Commentary before the North Carolina Utilities Commission
Thank you commissioners for allowing me to speak today.
In that great movie classic Field of Dreams, the character played by Kevin Costner builds a ballpark in his corn field seeing visions and hearing whispers from long dead stars of the game. He overbuilds, over the fierce objections of family and friends. But it all still worked out, because his heroes of the past came back for one last game.
I’m pretty sure Duke Energy’s overbuilding won’t work out the way Kevin Costner’s ballfield did. But let’s examine the analogy for a minute. What whispers does Duke hear? What whispers do others hear?
I believe Duke must be hearing whispers that sound like:
The current low price of gas will hold. Electricity demand will continue to grow. Our guaranteed profit financial model will stay in place. Natural gas is better than coal for the environment. Renewable energy past cost decreases won’t be repeated. Climate change is all natural variation so the anti-fossil-fuel movement will fade away.
Commissioners, is that what you hear? That is certainly not what I hear.

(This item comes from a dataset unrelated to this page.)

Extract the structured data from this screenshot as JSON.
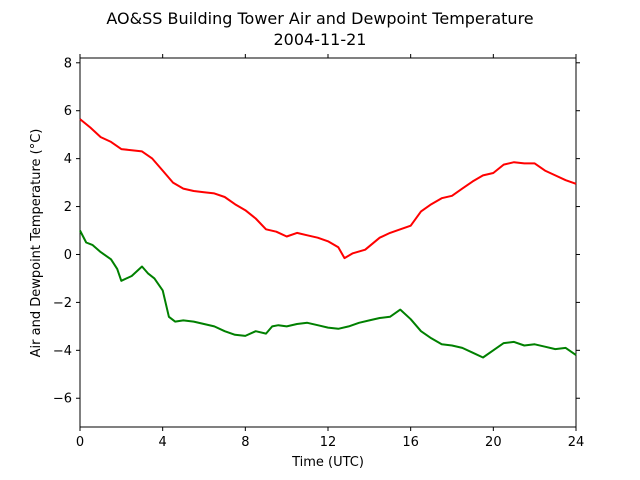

Perhaps, commissioners, you hear whispers that are closer to those that I hear.
Perhaps you hear whispers that sound like:
The renewable energy cost declines we have experienced over the last decade will continue. The international community, as agreed to in Paris, will insist that the fossil fuel age must be over by mid-century. Natural gas is as bad for the environment as coal. Climate change is a real, human caused threat that will become a huge issue for people as severe storms, droughts, weird weather, and sea level rise become more prevalent. Conservatives will come to see that environmental stewardship and market based clean energy solutions are core principles. There will be bi-partisan support for a quick transition to renewable energy. There will be greater and greater demand to put a price on carbon. The public will be energized to move us away from fossil fuels and there will be greater and greater effort from individuals, businesses, local government, and faith communities to become more energy efficient, slowing the growth in electricity demand even more.
So before you make a decision in this case I challenge you to imagine the future. Close your eyes and visualize what it will be like 20 or 30 years from now. Which of these visions are most likely, the vision of the past returning or the vision of humanity being challenged to use all its productivity and innovative capacity to rid itself of fossil fuels?
And I can tell you that if we are on the cusp of a major transition away from fossil fuels, then the future will not look kindly on overbuilding on this plant. Here’s what I think will happen in that case:
Carbon emissions will be priced to the extent that it will not be economic to run this plant. The short run marginal cost of running the plant will exceed the long run cost of wind and solar with storage. The plant will be effectively obsolete before it is many years into its expected useful life. It will become the energy equivalent of no stars from the past visiting the field of dreams.
So building anything more than the minimum required is just too risky. So if you think the status quo will hold, then adopt staff’s recommendations., but if you see a vision of monumental change, as I do, then please go further. Do what you can to keep Duke from overbuilding.
As staff recommends, please approve ending the use of coal at Lake Julian.
As staff recommends, please deny Duke’s request to approve the contingent CT.
As staff recommends, insist that Duke report annually on progress to reduce peak load growth and to site solar capacity.
But go further than staff and insist that Duke work with customers to develop a WNC-specific addendum to its biennial IRP. This IRP should include the preferred strategy to meet future WNC needs without the contingent CT, including peak load reductions, solar, and storage, along with wind and hydro power. And go further than staff and deny Duke’ request for 2 280 MW units. Tell them that you will only approve natural gas units that are no larger than the coal units they will replace.
Commissioners, please tell Duke to look to a future where fossil fuels will be phased out by mid-century, and ask them to plan accordingly.